Randevuda yalnızca Türkiye’de yeni oluşan sistem ve Ankara’daki program yoğunluğundan ötürü bu gecikmenin yaşandığını, bunun da normal olduğunun altını çizen Denktaş, muhalefetin bu konuyu başka yönlere çekmesine sert tepki gösterdi.

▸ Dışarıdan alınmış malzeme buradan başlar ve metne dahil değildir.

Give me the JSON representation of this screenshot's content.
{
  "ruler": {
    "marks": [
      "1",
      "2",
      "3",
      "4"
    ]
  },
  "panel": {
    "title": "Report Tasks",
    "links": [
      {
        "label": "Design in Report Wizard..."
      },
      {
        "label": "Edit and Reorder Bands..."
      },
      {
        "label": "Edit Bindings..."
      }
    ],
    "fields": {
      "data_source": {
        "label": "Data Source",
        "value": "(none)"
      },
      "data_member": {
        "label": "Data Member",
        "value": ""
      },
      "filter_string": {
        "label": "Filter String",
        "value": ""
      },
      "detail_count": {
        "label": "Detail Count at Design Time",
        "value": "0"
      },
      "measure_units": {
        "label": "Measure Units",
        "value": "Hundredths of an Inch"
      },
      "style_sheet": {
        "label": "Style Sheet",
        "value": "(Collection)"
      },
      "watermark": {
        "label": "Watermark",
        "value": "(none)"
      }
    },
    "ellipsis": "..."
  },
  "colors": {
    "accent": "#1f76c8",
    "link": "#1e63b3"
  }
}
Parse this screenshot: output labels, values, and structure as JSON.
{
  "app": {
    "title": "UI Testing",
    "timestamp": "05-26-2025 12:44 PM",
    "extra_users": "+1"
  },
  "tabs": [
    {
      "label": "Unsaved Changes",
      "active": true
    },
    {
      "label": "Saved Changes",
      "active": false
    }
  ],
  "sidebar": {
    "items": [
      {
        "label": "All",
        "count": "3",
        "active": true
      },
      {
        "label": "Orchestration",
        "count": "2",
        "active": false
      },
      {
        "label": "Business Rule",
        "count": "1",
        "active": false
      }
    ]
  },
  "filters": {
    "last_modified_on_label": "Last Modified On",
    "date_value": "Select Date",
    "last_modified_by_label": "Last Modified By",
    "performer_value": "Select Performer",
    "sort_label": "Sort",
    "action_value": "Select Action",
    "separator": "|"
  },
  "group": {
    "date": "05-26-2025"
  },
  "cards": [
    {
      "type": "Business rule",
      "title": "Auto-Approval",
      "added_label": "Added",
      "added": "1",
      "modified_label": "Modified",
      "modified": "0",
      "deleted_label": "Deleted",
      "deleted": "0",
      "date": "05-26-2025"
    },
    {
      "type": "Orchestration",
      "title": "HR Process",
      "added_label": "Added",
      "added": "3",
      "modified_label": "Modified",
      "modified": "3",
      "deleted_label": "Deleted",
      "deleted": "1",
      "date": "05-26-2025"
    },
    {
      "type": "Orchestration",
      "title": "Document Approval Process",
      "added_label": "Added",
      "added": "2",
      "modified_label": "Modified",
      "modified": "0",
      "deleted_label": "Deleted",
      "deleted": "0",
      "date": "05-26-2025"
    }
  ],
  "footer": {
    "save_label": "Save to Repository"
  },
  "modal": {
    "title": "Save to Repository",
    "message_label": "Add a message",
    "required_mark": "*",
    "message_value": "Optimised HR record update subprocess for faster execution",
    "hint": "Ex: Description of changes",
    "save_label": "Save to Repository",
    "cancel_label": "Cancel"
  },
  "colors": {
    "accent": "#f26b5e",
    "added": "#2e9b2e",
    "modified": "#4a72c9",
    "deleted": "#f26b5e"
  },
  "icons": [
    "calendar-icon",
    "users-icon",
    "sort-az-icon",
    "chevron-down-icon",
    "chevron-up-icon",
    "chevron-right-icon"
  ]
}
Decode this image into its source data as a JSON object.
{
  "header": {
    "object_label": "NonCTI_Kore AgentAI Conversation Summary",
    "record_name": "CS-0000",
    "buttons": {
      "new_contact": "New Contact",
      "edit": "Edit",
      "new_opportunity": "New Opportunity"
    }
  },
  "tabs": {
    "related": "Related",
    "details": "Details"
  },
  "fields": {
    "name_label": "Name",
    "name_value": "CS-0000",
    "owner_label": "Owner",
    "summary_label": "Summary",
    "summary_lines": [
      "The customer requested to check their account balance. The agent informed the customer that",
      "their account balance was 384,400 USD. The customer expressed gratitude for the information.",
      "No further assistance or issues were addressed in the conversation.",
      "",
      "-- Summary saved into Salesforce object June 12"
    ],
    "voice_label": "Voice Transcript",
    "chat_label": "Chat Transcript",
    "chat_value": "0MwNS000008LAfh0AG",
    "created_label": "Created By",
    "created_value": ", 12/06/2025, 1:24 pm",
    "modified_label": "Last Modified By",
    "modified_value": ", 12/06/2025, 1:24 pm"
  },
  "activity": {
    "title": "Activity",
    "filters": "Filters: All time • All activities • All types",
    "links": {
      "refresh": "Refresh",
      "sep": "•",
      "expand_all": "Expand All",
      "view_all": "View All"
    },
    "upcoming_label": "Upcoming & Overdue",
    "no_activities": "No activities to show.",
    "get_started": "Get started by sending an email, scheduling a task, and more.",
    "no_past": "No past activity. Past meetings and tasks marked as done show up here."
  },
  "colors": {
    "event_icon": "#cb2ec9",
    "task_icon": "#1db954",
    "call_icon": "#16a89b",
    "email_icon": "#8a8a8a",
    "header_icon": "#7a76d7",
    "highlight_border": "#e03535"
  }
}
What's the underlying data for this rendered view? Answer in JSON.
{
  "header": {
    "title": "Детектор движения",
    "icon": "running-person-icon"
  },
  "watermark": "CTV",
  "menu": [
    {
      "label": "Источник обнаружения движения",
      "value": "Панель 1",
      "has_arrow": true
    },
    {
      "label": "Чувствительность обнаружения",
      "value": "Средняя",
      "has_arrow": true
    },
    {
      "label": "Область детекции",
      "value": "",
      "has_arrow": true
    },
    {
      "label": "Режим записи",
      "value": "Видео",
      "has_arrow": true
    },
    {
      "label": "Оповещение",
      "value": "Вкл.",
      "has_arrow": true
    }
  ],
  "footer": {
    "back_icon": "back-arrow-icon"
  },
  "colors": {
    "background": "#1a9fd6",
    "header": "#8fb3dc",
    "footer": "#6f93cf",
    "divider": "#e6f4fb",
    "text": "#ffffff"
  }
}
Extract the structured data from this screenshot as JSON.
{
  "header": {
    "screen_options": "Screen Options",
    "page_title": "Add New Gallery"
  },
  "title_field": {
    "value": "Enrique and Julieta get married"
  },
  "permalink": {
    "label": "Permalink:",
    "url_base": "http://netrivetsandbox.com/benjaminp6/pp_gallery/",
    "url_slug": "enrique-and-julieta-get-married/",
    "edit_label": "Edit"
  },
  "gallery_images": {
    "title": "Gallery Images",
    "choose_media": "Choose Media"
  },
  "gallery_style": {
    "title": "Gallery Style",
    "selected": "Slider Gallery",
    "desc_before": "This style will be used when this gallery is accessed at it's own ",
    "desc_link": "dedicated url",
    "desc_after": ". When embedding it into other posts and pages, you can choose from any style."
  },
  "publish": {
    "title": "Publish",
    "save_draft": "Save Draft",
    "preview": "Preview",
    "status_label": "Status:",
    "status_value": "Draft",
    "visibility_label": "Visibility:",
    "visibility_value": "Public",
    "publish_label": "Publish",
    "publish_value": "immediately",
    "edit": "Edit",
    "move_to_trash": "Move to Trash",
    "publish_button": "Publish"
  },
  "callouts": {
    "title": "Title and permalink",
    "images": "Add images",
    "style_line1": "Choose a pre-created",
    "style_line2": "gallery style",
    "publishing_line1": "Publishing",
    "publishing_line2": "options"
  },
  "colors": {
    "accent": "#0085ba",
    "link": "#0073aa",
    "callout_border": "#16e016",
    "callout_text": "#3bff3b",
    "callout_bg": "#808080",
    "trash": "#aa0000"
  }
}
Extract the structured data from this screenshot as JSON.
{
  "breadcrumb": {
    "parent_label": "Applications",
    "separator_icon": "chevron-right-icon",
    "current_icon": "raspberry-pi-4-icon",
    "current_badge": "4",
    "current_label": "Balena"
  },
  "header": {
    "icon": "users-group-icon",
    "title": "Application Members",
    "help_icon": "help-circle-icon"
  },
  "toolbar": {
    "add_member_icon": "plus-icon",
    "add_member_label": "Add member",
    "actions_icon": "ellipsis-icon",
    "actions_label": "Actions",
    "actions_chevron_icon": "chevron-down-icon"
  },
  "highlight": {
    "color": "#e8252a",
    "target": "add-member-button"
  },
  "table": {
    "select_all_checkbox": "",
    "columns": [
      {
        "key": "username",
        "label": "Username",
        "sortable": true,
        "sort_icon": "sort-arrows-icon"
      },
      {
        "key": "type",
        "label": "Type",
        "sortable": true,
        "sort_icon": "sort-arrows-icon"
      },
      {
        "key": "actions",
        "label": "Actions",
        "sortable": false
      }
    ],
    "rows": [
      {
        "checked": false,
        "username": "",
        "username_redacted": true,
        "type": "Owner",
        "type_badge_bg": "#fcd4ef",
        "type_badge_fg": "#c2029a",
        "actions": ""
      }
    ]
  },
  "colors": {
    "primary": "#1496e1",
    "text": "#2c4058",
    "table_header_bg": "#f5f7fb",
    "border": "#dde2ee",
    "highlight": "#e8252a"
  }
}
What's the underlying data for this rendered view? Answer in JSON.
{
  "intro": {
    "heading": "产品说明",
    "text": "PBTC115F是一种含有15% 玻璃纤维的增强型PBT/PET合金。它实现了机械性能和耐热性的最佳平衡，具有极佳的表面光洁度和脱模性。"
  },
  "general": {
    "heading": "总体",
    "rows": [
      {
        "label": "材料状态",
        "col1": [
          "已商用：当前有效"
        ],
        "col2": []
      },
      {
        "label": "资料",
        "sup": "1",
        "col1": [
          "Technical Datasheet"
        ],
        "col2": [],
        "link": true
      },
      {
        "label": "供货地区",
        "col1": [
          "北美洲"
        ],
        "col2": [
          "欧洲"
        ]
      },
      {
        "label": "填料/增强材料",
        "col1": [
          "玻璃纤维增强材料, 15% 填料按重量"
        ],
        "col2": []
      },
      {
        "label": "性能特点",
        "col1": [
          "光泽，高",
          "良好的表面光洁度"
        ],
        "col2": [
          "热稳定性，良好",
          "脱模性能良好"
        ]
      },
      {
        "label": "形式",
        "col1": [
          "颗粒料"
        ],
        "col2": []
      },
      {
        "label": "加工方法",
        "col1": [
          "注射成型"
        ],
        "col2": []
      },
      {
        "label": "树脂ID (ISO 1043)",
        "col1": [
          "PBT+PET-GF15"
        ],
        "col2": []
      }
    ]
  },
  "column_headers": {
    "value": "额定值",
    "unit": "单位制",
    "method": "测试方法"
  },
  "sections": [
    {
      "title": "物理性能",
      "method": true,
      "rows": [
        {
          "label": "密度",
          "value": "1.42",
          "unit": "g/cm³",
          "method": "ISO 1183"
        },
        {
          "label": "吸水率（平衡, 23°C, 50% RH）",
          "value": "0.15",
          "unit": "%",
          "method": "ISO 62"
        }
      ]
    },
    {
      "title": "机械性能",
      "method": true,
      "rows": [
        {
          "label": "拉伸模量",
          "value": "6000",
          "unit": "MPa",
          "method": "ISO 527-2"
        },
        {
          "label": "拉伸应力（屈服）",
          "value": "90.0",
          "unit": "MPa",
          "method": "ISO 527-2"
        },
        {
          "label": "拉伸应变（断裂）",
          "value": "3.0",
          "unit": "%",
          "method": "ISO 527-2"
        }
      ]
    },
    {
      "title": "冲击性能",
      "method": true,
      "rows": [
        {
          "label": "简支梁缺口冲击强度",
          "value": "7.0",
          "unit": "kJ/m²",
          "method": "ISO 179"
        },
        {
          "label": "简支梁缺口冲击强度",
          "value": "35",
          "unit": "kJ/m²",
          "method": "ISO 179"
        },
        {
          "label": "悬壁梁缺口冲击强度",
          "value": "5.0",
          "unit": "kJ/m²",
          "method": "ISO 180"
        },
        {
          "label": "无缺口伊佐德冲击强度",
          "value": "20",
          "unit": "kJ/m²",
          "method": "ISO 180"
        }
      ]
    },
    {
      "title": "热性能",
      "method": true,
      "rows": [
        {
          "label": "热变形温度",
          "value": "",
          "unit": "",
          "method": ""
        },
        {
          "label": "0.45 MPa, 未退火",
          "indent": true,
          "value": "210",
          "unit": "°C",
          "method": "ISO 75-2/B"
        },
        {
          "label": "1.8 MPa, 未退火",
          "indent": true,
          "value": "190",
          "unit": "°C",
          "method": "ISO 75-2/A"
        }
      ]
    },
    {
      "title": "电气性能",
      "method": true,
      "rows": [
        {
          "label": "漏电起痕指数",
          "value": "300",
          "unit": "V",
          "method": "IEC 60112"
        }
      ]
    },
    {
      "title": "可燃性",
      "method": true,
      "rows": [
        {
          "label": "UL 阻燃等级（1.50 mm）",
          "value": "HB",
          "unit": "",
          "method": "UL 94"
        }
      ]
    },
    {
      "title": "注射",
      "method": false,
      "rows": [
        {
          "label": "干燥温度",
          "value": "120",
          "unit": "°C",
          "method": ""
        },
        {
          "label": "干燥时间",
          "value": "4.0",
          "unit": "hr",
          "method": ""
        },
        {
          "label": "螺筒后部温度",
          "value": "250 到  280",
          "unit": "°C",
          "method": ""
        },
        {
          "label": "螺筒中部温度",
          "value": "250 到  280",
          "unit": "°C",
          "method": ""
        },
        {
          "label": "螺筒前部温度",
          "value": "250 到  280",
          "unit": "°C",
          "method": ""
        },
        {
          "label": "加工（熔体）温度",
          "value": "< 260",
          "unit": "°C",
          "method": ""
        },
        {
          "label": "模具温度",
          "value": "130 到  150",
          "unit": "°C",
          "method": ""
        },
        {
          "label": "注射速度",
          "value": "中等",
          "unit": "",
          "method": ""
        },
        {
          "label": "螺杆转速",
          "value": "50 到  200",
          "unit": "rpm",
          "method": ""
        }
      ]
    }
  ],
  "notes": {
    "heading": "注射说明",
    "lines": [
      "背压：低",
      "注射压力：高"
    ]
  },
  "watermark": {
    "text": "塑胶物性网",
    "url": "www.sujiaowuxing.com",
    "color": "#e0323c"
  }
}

Denktaş, “Türkiye’de hükümet kim isterse olsun. Kıbrıs’ta hükümet kim isterse olsun bu ilişkiler hiçbir zaman bozulmaz ve aynı şekilde devam eder. Ama bazı sıkışıklıklar olur o nedenle randevu talebine cevap gecikebilir. Bir yandan iki ayağı bir pabuçta sırf gitmiş olmak için gidip geri gelmek var. Diğer yandan gidip orada kapsamlı bir toplantı yapmak, sorunları ciddi anlamda ele almak var. Biz ikincisini tercih ediyoruz. Mesele sırf gittik fotoğraf aldık, geri döndük demekse bazı arkadaşlarımız bunu zaten havalimanında gördüğünde yapıyor. Fotoğraf çekip ardından ‘görüştük’ de diyebiliyor. Mesele fotoğraf çekmek ise sabah uçağı ile gider, öğle uçağı ile geliriz” dedi.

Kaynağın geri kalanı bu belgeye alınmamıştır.